Find a leaderboard like Chatbot Arena or LiveBench when picking which LLM to ship
Pick a self-hostable eval framework like lm-evaluation-harness or HELM for an internal model
Locate a domain-specific benchmark like RAGAS for RAG or AgentBench for agent loops
Submit a pull request adding a new evaluation project to the curated list
No code, just a curated list of links with no license stated.
Awesome-AI-Benchmarking is a curated list of tools, leaderboards, and frameworks for evaluating large language models. It is one of the GitHub-style awesome lists, meaning a single README that links out to other projects with short descriptions. The author updates the list periodically and welcomes pull requests for new entries. The list is split into two main groups. The first group, SaaS and hosted platforms, points to LMSYS Chatbot Arena, the crowdsourced blind-comparison Elo arena; Artificial Analysis, an independent platform that publishes quality, speed, price, latency, and context window metrics; the Hugging Face Open LLM Leaderboard for open models; LiveBench, which refreshes its questions to fight contamination; and the Vellum LLM Leaderboard, which targets business use cases. HELM and BigBench are also called out. The second group covers open-source projects you can run yourself. It lists EleutherAI's lm-evaluation-harness, Hugging Face's open leaderboard codebase and LightEval, Stanford's HELM suite, the LiveBench source, EvalPlus for code generation with extended tests like HumanEval Plus and MBPP Plus, DeepEval, the LangSmith evaluators, Google's Big-Bench with over 200 tasks, RAGAS for retrieval-augmented generation, PromptBench for adversarial prompt testing, SafetyBench, MT-Bench, AgentBench, and LLM-KG-Bench for knowledge graphs. The README closes with notes on how to contribute and a disclaimer.
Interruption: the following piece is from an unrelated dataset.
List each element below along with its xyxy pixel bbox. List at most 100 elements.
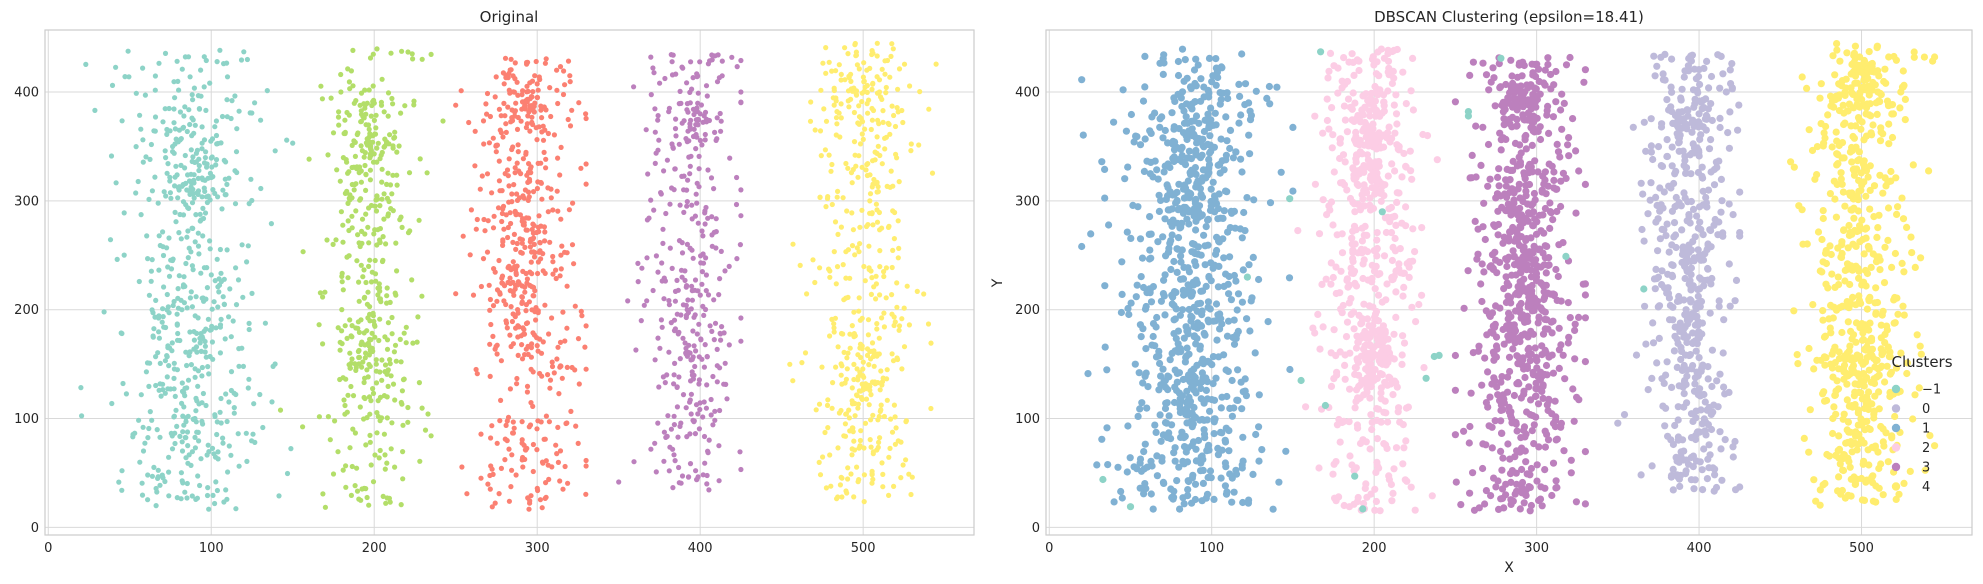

Contributors are asked to fork the repo, follow the existing entry format, and submit a pull request with a short explanation. The disclaimer reminds readers that the list is community-curated and not exhaustive, that benchmark scores can be misleading without an understanding of methodology and contamination risk, and that no single leaderboard tells the full story since different benchmarks favor different model strengths. The repository itself contains only the README and a star history chart link, with no code. There is no license listed in the README. The audience the author addresses is AI researchers, LLM engineers, product teams, and open-source enthusiasts who want a reading list of evaluation projects in one place.
Generated 2026-05-22 · Model: sonnet-4-6 · Verify against the repo before relying on details.